What really happened was I tried to get to work and working out too early and then spent a another 6 months rehabing when I should have been healing. At 56 it was a big mistake.
Not everything is in yet for billing and the rehab is a conservative estimate from what I have paid on other injuries in the past couple of years. You need to learn to be your own health’s advocate. Remember that our health professionals are still “practicing medicine”. You might as well start now, doing the same. No one knows your body better than you. Ask questions, learn to say no and most importantly listen to your body. And finally, don’t deck out
Considering a trip to the emergency room and only one “real” injury (torn bicep) was treated things add up fast.
The actual bills I have seen so far look something like this:
$1005.00 Ambulance from Castle to Wenatchee
6392.00 Emergency room Wenatchee
456.00 Wenatchee hostpital
2200.00 Orthopedic surgeon
3625.00 Ortho practice/ surgery room
1372.48 Anesthesia
3500.00 Rehab
1600.00 Radiologist CT and MRI
You might want to check out an insurance plan if you don’t already have one. Dropping $20K cash and another six months of wages on one day of climbing in Leavenworth is not my idea of a climbing vacation.
FWIW.. when I fell my right hand was on the white knob across from the horizontal crack in the shadow line of this picture. And yes it is just as easy as it looks. And Paul, "thanks bro" not many guys can hold their mud
Last Spring in the Sierra
8 years ago
2 comments:
Funny I had not read this in a few years. A buddy reminded me and was asking for suggestions on rehab. Since this fall I have had two other minor incidents that have stopped me from climbing for a couple of months each time. Both related back to the original injuries here. I am thankful for the fact that I never really knew just how seriously injured I was or how long the rehab would go on. Now 2 years later I am still trying to rehab the injuries taking on one at a time as they become signifigant and noticable weaknesses. But I am climbing again and really enjoying every minute I am out.

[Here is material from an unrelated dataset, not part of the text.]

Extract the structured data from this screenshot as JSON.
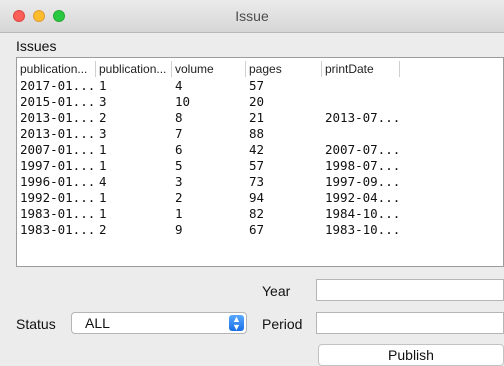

Truthfully I have to say I appreciate my physical well being more now than I ever have and am more careful about protecting it.
This Blog is one of the results of the rehab and that fall.
Sometimes I feel pretty good. Other days it is like someone is adding weight to my pack until finally I just can't get up again let alone move with it on.
I have never felt like quiting or giving up. But it does get tiring.
If you are in a similar space or ever been there you'll know the feeling. It will pass...it just takes time. Just give yourself the time is my only suggestion.
April 30 2011...Interesting to reread this a full year later, again. Finally I am healthy and able to work @ 100%. Bt that didn't happen until March of this year and with a lot of concerted effort. Still working on some minor issues from all the surgeries. But better than I have ever been. I'm the lucky one!